Fungi belong to a kingdom of organisms that can look a little like plants, but which do not photosynthesise. Like animals they are heterotrophs – that is they must get their food from organic compounds in their environment. They cannot fix carbon from the atmosphere like plants and algae can. They have a cellular structure with a cell wall, but one made from chitin rather than cellulose (found in plant cell walls).
There are thousands of different species of fungi but they fall into four main groups.
- Mushrooms/puffballs and toadstools
- An odd assortment of organisms that includes ringworm and athlete’s foot
Chitin is made from a long chain of glucose molecules (similar to starch or cellulose) and is also the material that arthropod exoskeletons are made from. Some animals, like crabs, reinforce the chitin with calcium carbonate (limestone) to make it stronger.
Fungi are very important (along with bacteria) in food webs as decomposers of dead plants and animals. This allows the carbon and other elements to be returned to the environment and recycled. The carbon atoms in your body were once carbon in other living things that have now died – not a pleasant idea but there is a fixed number of carbon atoms on Earth so it is only fair to share!
Fungi can reproduce sexually or asexually. Asexual reproduction does not involve a male and a female so it is very efficient although it leads to less genetic diversity as the offspring are all clones of the parent (except when random mutations occur in the copying process). There are a number of different ways that asexual reproduction can occur.
Yeast uses ‘budding’, where a new yeast cell forms within an adult yeast cell and then pops out through the cell wall. Some moulds can reproduce by ‘fragmentation’ – bits can be broken off and grow into new individuals.
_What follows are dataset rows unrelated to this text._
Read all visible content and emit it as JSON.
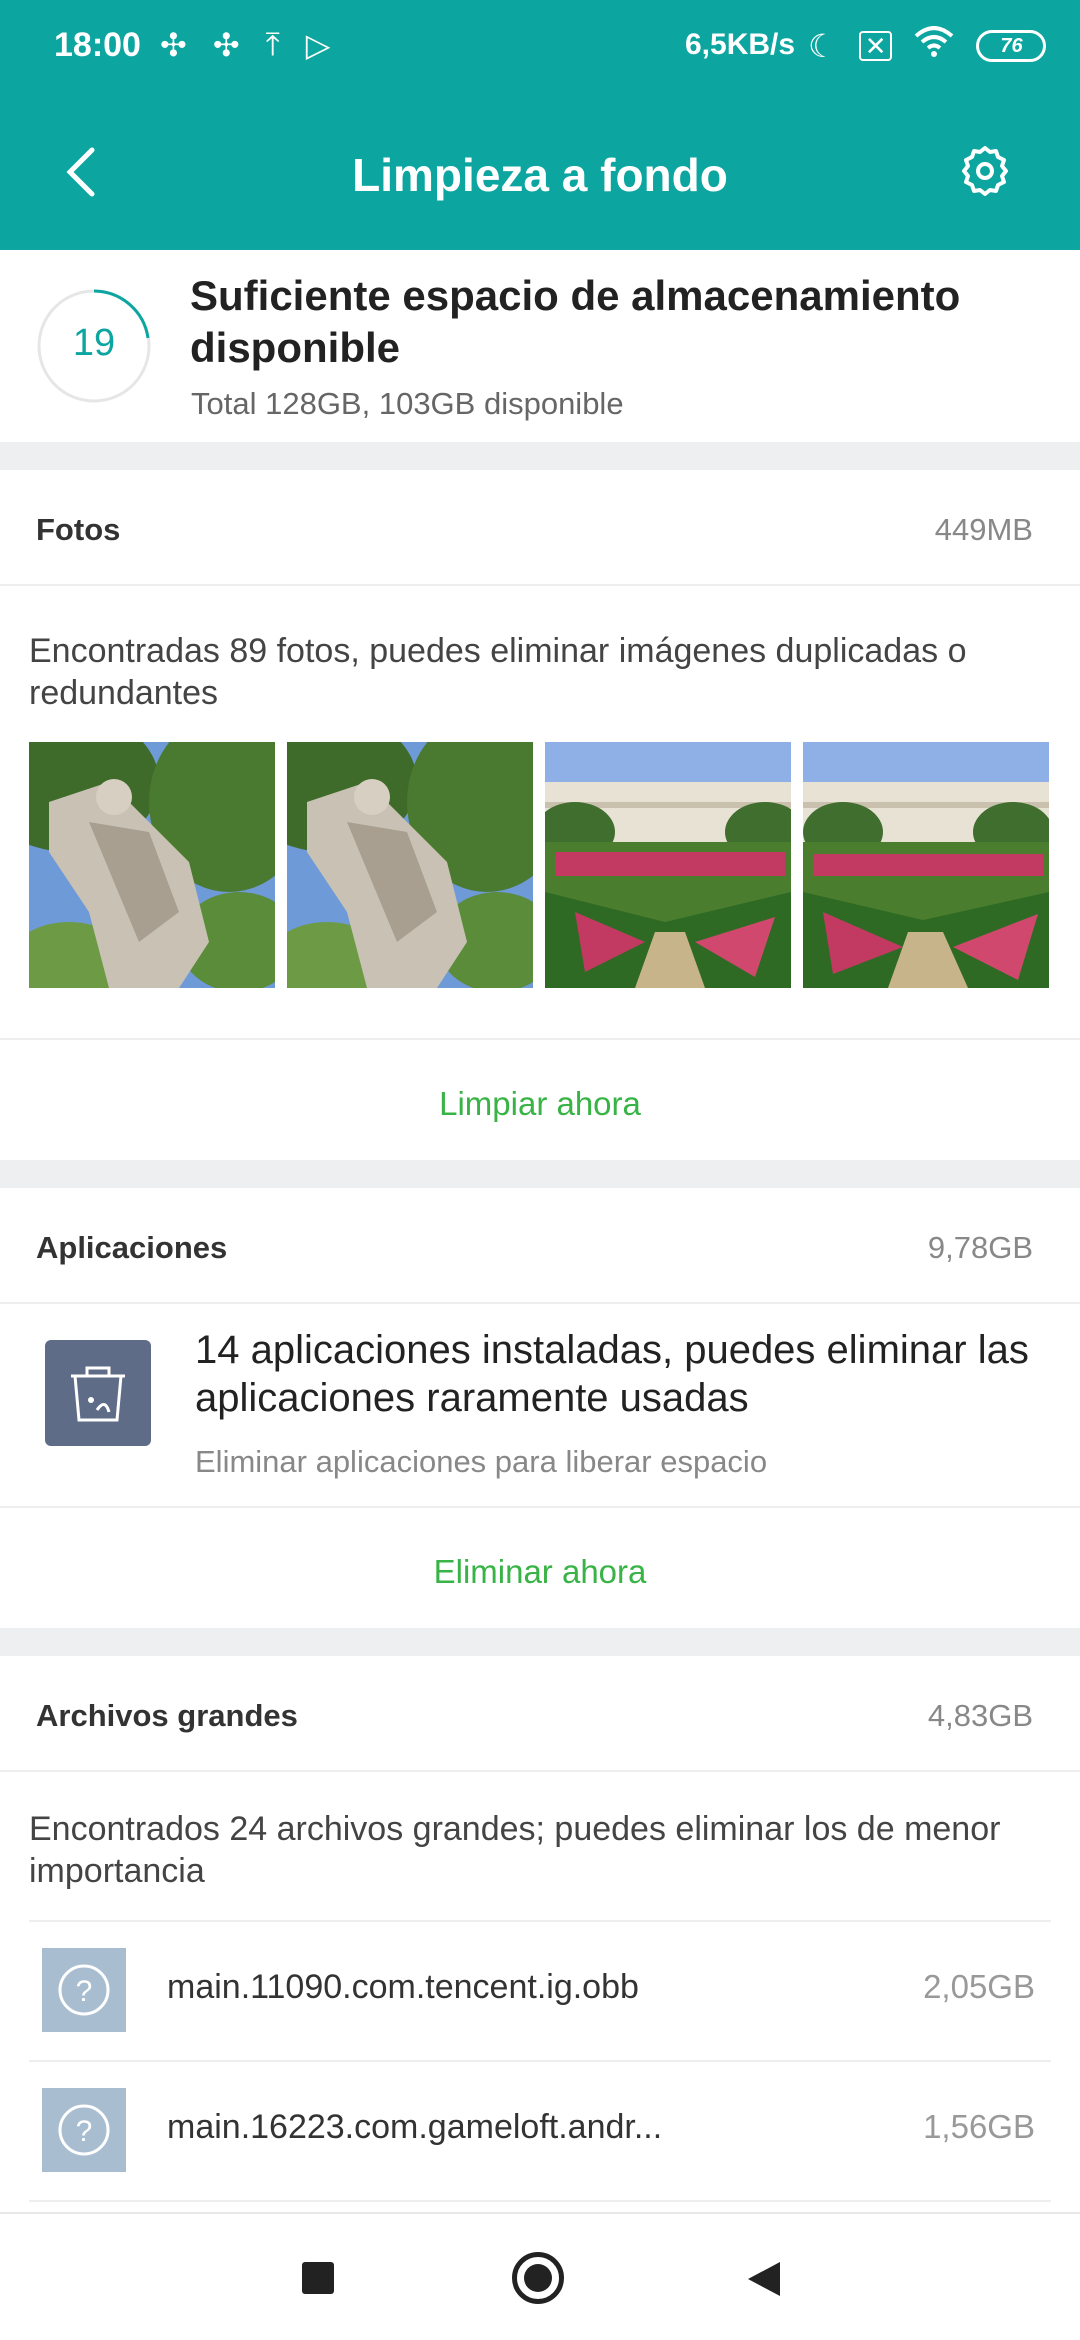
{
  "status_bar": {
    "time": "18:00",
    "net_speed": "6,5KB/s",
    "battery": "76",
    "icons": [
      "pinwheel-icon",
      "pinwheel-icon",
      "upload-icon",
      "play-store-icon",
      "moon-icon",
      "sim-x-icon",
      "wifi-icon",
      "battery-icon"
    ]
  },
  "header": {
    "title": "Limpieza a fondo"
  },
  "summary": {
    "score": "19",
    "title": "Suficiente espacio de almacenamiento disponible",
    "subtitle": "Total 128GB, 103GB disponible"
  },
  "photos": {
    "label": "Fotos",
    "size": "449MB",
    "description": "Encontradas 89 fotos, puedes eliminar imágenes duplicadas o redundantes",
    "action": "Limpiar ahora",
    "thumbnails": [
      "statue-photo",
      "statue-photo",
      "palace-garden-photo",
      "palace-garden-photo"
    ]
  },
  "apps": {
    "label": "Aplicaciones",
    "size": "9,78GB",
    "title": "14 aplicaciones instaladas, puedes eliminar las aplicaciones raramente usadas",
    "subtitle": "Eliminar aplicaciones para liberar espacio",
    "action": "Eliminar ahora"
  },
  "large_files": {
    "label": "Archivos grandes",
    "size": "4,83GB",
    "description": "Encontrados 24 archivos grandes; puedes eliminar los de menor importancia",
    "files": [
      {
        "name": "main.11090.com.tencent.ig.obb",
        "size": "2,05GB"
      },
      {
        "name": "main.16223.com.gameloft.andr...",
        "size": "1,56GB"
      }
    ]
  },
  "colors": {
    "header": "#0ca5a0",
    "action": "#38b346",
    "app_icon": "#5e6c87",
    "file_icon": "#a9bdd1"
  }
}
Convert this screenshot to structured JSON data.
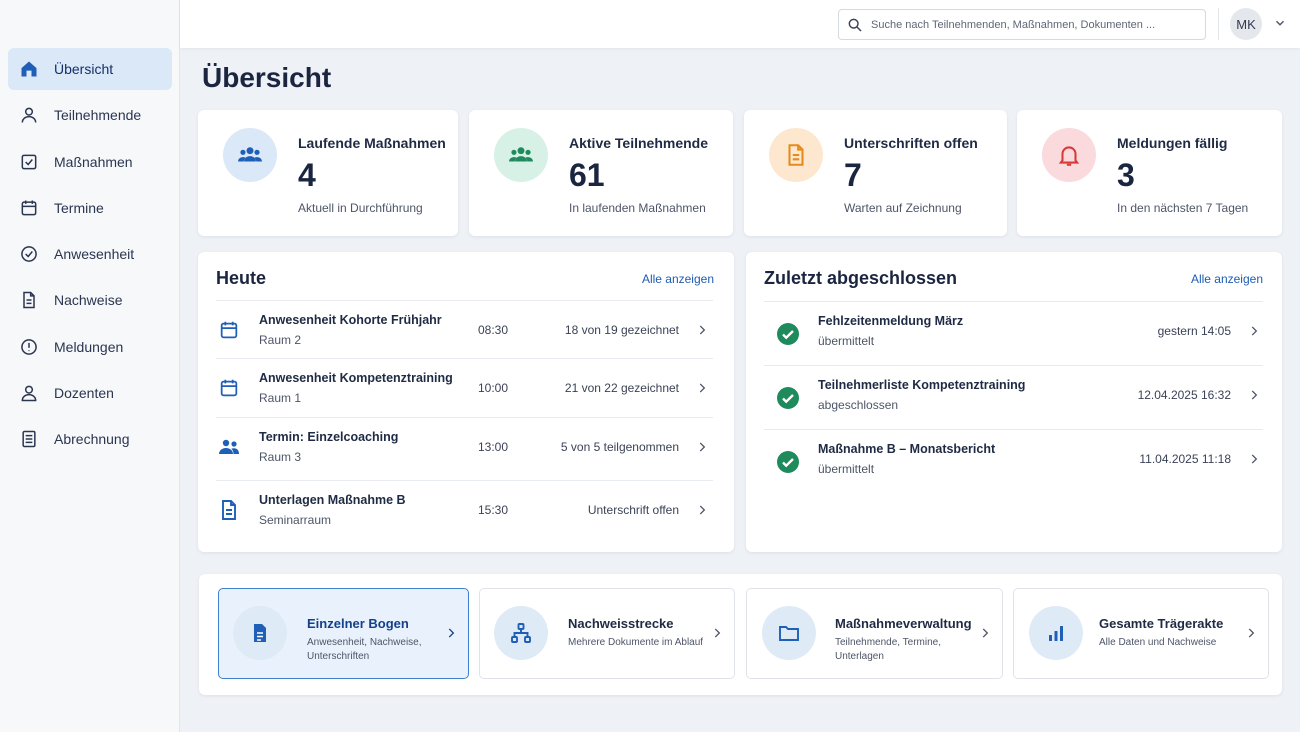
{
  "sidebar": {
    "items": [
      {
        "label": "Übersicht",
        "icon": "home-icon",
        "active": true
      },
      {
        "label": "Teilnehmende",
        "icon": "person-icon"
      },
      {
        "label": "Maßnahmen",
        "icon": "checkbox-icon"
      },
      {
        "label": "Termine",
        "icon": "calendar-icon"
      },
      {
        "label": "Anwesenheit",
        "icon": "check-circle-icon"
      },
      {
        "label": "Nachweise",
        "icon": "document-icon"
      },
      {
        "label": "Meldungen",
        "icon": "alert-icon"
      },
      {
        "label": "Dozenten",
        "icon": "user-icon"
      },
      {
        "label": "Abrechnung",
        "icon": "list-document-icon"
      }
    ]
  },
  "topbar": {
    "search_placeholder": "Suche nach Teilnehmenden, Maßnahmen, Dokumenten ...",
    "avatar_initials": "MK"
  },
  "page": {
    "title": "Übersicht"
  },
  "stats": [
    {
      "label": "Laufende Maßnahmen",
      "value": "4",
      "sub": "Aktuell in Durchführung",
      "icon": "group-icon",
      "bg": "#dbe8f7",
      "fg": "#1f5fb8"
    },
    {
      "label": "Aktive Teilnehmende",
      "value": "61",
      "sub": "In laufenden Maßnahmen",
      "icon": "group-icon",
      "bg": "#d8f1e6",
      "fg": "#1f8a5c"
    },
    {
      "label": "Unterschriften offen",
      "value": "7",
      "sub": "Warten auf Zeichnung",
      "icon": "document-icon",
      "bg": "#fde8cf",
      "fg": "#e58b1b"
    },
    {
      "label": "Meldungen fällig",
      "value": "3",
      "sub": "In den nächsten 7 Tagen",
      "icon": "bell-icon",
      "bg": "#fadadd",
      "fg": "#d63a3a"
    }
  ],
  "today": {
    "title": "Heute",
    "link": "Alle anzeigen",
    "rows": [
      {
        "title": "Anwesenheit Kohorte Frühjahr",
        "sub": "Raum 2",
        "time": "08:30",
        "status": "18 von 19 gezeichnet",
        "icon": "calendar-icon"
      },
      {
        "title": "Anwesenheit Kompetenztraining",
        "sub": "Raum 1",
        "time": "10:00",
        "status": "21 von 22 gezeichnet",
        "icon": "calendar-icon"
      },
      {
        "title": "Termin: Einzelcoaching",
        "sub": "Raum 3",
        "time": "13:00",
        "status": "5 von 5 teilgenommen",
        "icon": "people-icon"
      },
      {
        "title": "Unterlagen Maßnahme B",
        "sub": "Seminarraum",
        "time": "15:30",
        "status": "Unterschrift offen",
        "icon": "document-icon"
      }
    ]
  },
  "recent": {
    "title": "Zuletzt abgeschlossen",
    "link": "Alle anzeigen",
    "rows": [
      {
        "title": "Fehlzeitenmeldung März",
        "sub": "übermittelt",
        "date": "gestern 14:05"
      },
      {
        "title": "Teilnehmerliste Kompetenztraining",
        "sub": "abgeschlossen",
        "date": "12.04.2025 16:32"
      },
      {
        "title": "Maßnahme B – Monatsbericht",
        "sub": "übermittelt",
        "date": "11.04.2025 11:18"
      }
    ]
  },
  "tiles": [
    {
      "title": "Einzelner Bogen",
      "sub": "Anwesenheit, Nachweise, Unterschriften",
      "icon": "document-icon",
      "active": true
    },
    {
      "title": "Nachweisstrecke",
      "sub": "Mehrere Dokumente im Ablauf",
      "icon": "hierarchy-icon"
    },
    {
      "title": "Maßnahmeverwaltung",
      "sub": "Teilnehmende, Termine, Unterlagen",
      "icon": "folder-icon"
    },
    {
      "title": "Gesamte Trägerakte",
      "sub": "Alle Daten und Nachweise",
      "icon": "bar-chart-icon"
    }
  ],
  "colors": {
    "accent": "#1e5cb3",
    "success": "#1f8a5c",
    "nav_active": "#dbe8f7"
  }
}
Many plants can do this too, for example dandelions, which is why it is important to dig out all parts of the plant when you are weeding your garden. Any bits of dandelion root left in the soil can grow into new plants.
The most common form of asexual reproduction in fungi is the formation of ‘spores’. Different fungi produce different spore forming structures but the most commonly seen are the caps on mushrooms. The spores are dropped from the gills beneath. Spores are a little like seeds and if they land somewhere suitable they will send out roots and start to gather nutrients from their surroundings as they grow. What counts as suitable varies from species to species. If you leave a piece of bread in a sealed plastic bag for a week or so you will see mould begin to grow on it – the spores will have been there before you sealed the bag because they are all around us all the time.
Fungi can also reproduce sexually. There are many different mechanisms for this but they always involve the fusing of gametes to make a new cell – the zygote. These can then be distributed in spores. The advantage of sexual reproduction is that the organism’s genes are shuffled up with their partner’s, potentially giving the offspring a survival advantage. It is this potential for an advantage that drives the process of evolution.
- What role does cellulose play in the diet of humans?
- What process allows yeast to produce ethanol?
- What are fingernails and hair made from? (It’s not chitin as I stupidly told my parents in the car on the way to the airport yesterday!)
- Why was the toadstool invited to the party?
- Why was the toadstool ejected from the party?